Johnny Cueto: 1-2, 9.58 ERA, .347 average against, 1.84 WHIP in spring versus 4-1, 3.61 ERA, .253 average against, 1.13 WHIP in the regular season.
When healthy, Cueto has been a lock for double-digit wins with good-to-great ratios and strikeout totals. Therefore, as long as the bad March numbers weren't related to an injury, it was safe to assume Cueto was going to straighten things out because he has done it every single year he has remained healthy. He has been a four-plus WAR pitcher in three of the past four seasons and is on pace for another. At this point, Cueto is no staff ace, but when a pitcher's worst full season involved an ERA of 3.53 and they haven't had a WHIP over 1.20 in six seasons, they're pretty darn good. Anyone who jumped ship based on his early struggles should be publicly scorned.
Patrick Corbin: 2-0, 1.71 ERA, .222 average against, 1.00 WHIP in spring versus 1-3, 4.88 ERA, .276 average against, 1.40 WHIP in the regular season
After Corbin shut down everyone in March, he drove 10 minutes west of camp and began pitching in Chase Field where he has been unable to keep the ball in the yard. Twice this season, he has allowed three homers in a game there. Corbin struck out six Rockies on Opening Day and seven Padres two starts later, but has otherwise had difficulty earning K's. In addition, he hasn't been able to miss bats like last year, and despite the highest ground-ball rate of his career, the homers are hurting him.

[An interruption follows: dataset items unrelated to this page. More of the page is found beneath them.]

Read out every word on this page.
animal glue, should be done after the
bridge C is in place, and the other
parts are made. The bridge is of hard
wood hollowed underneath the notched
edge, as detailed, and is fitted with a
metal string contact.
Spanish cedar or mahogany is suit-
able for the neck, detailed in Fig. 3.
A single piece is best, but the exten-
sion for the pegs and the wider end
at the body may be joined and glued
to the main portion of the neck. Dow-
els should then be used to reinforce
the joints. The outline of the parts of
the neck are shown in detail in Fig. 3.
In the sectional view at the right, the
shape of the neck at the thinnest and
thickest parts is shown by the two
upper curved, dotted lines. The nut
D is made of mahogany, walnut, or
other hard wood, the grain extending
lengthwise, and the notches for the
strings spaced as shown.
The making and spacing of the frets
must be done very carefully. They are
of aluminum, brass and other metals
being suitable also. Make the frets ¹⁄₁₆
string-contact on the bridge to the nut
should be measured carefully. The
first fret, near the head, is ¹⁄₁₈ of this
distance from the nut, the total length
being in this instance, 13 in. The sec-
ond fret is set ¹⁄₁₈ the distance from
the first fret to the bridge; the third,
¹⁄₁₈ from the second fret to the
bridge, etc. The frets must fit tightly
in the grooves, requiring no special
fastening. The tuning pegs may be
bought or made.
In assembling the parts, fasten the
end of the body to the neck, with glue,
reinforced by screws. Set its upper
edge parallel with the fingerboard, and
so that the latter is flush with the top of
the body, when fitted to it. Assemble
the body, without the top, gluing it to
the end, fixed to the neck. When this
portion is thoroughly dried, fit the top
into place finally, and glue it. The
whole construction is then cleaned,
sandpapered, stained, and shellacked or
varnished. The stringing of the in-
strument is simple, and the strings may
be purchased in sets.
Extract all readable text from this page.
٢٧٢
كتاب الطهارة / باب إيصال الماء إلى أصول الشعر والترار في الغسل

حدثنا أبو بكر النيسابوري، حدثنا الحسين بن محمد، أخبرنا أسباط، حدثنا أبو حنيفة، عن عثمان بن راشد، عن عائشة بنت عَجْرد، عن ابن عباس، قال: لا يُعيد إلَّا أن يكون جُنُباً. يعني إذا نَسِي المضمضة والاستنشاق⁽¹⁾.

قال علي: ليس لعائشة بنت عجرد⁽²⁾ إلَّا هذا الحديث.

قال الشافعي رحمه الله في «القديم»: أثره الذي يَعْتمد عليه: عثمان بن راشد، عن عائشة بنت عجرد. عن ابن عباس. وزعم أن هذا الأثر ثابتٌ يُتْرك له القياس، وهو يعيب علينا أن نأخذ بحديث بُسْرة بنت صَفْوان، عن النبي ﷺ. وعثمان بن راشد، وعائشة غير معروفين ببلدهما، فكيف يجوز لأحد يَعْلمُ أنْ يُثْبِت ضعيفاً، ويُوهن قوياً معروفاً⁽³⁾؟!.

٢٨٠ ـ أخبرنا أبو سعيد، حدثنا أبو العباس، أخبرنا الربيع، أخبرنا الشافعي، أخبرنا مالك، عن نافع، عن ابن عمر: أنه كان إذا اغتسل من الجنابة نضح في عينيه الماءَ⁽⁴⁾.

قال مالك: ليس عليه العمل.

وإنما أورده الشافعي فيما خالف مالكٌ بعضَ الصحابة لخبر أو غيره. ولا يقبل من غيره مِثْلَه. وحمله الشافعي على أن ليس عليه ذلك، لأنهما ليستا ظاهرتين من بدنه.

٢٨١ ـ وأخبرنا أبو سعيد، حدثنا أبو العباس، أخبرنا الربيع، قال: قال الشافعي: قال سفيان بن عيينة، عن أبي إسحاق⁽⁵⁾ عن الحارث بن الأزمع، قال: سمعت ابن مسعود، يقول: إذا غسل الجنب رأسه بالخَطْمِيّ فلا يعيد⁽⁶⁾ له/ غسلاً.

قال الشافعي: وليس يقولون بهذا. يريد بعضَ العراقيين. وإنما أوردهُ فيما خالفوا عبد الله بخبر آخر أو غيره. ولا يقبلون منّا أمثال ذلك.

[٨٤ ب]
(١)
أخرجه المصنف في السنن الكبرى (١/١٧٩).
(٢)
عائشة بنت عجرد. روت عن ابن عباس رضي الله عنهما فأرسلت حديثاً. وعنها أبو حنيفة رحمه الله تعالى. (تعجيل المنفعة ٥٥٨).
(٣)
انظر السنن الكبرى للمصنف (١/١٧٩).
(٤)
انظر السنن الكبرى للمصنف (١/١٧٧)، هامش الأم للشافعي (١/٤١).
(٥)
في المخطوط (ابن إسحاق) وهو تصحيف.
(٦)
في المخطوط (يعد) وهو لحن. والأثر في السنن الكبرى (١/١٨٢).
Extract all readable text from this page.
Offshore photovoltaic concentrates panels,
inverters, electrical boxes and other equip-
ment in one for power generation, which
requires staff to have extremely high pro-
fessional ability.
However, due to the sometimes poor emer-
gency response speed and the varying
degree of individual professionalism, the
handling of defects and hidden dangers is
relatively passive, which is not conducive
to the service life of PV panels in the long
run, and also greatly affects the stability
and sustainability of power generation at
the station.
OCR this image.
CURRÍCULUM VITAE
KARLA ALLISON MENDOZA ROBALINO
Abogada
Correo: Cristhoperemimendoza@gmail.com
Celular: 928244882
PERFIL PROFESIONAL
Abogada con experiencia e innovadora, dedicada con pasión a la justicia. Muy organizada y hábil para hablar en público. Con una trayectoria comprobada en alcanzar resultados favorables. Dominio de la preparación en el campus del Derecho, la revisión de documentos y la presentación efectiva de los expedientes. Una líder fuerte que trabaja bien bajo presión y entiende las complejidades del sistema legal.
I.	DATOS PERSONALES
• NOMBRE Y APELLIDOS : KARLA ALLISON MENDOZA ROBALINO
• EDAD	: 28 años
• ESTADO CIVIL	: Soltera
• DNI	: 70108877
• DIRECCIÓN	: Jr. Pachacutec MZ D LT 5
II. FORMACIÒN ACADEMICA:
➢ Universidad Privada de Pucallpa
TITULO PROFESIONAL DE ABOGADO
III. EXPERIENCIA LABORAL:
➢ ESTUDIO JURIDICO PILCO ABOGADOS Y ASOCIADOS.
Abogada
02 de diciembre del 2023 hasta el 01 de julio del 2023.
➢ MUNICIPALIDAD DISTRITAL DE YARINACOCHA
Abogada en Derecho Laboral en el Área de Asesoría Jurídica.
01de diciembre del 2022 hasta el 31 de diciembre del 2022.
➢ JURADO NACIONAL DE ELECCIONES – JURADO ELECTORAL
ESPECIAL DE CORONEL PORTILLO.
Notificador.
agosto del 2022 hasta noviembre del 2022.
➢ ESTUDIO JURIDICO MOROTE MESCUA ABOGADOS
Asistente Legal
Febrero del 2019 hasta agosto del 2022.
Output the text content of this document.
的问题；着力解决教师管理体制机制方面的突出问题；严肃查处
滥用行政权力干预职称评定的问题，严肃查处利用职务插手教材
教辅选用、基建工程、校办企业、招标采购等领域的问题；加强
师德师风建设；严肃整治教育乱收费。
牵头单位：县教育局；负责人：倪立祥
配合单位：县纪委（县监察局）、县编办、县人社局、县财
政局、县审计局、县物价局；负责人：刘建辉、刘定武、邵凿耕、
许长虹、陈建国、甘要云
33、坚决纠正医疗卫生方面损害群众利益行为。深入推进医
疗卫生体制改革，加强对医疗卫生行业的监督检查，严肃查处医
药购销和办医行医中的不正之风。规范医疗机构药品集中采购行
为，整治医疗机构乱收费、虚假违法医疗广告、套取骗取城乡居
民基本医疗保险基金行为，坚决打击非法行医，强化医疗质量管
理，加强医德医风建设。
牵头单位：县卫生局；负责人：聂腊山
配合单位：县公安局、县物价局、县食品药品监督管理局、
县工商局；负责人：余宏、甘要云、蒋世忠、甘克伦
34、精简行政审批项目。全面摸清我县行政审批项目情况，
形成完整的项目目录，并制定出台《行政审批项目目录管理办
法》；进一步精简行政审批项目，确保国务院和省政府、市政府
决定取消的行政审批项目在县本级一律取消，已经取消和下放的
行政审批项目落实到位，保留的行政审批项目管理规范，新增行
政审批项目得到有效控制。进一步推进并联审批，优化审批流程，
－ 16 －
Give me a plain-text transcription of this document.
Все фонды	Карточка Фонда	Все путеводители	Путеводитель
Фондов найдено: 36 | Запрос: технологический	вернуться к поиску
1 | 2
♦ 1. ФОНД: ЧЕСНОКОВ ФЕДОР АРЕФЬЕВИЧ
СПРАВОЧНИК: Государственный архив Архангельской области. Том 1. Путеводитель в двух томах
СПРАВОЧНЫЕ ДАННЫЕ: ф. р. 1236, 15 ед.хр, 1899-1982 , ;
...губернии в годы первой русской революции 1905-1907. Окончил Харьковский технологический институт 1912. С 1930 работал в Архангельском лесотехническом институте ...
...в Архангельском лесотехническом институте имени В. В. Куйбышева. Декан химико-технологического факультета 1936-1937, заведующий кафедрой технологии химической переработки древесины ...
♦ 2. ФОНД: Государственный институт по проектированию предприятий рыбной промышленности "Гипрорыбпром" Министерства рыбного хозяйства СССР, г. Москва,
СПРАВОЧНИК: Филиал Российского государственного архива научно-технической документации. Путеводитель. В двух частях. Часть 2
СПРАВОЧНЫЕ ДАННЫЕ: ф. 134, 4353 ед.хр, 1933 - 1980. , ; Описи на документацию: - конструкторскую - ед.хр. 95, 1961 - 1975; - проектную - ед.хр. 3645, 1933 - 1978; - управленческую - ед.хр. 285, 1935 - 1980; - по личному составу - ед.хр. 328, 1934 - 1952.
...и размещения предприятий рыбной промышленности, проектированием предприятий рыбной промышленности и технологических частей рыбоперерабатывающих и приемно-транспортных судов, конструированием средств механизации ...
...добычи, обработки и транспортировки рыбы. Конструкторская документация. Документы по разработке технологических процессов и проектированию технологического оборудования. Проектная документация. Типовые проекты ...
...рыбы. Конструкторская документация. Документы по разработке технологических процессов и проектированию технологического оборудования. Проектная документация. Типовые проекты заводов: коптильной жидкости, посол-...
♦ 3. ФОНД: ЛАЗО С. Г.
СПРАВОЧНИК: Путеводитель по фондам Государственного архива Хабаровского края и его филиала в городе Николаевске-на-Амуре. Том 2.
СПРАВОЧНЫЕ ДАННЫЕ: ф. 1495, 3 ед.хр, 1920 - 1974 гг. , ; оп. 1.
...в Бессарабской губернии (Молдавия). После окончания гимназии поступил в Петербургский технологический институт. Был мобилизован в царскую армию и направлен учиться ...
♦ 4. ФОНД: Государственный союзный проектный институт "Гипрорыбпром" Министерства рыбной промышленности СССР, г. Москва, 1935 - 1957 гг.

When all is said and done, let these examples serve as a reminder to ignore Spring Training stats and focus on the health and big-picture outlooks when assessing players heading into the season. Teams don't care what these guys do over 50 ABs or 20 innings pitched during camp so neither should you. As an example, Albert Pujols is hitting under .200 this season, but the Angels are still rolling him out there in the cleanup spot heading into May because he's a proven hitter that will eventually turn it around. Big league teams can afford to be more patient than fantasy owners, but ignoring the noise of Spring Training stats is essential to a successful draft day and is almost as important as exercising patience with proven studs off to slow starts to the regular season.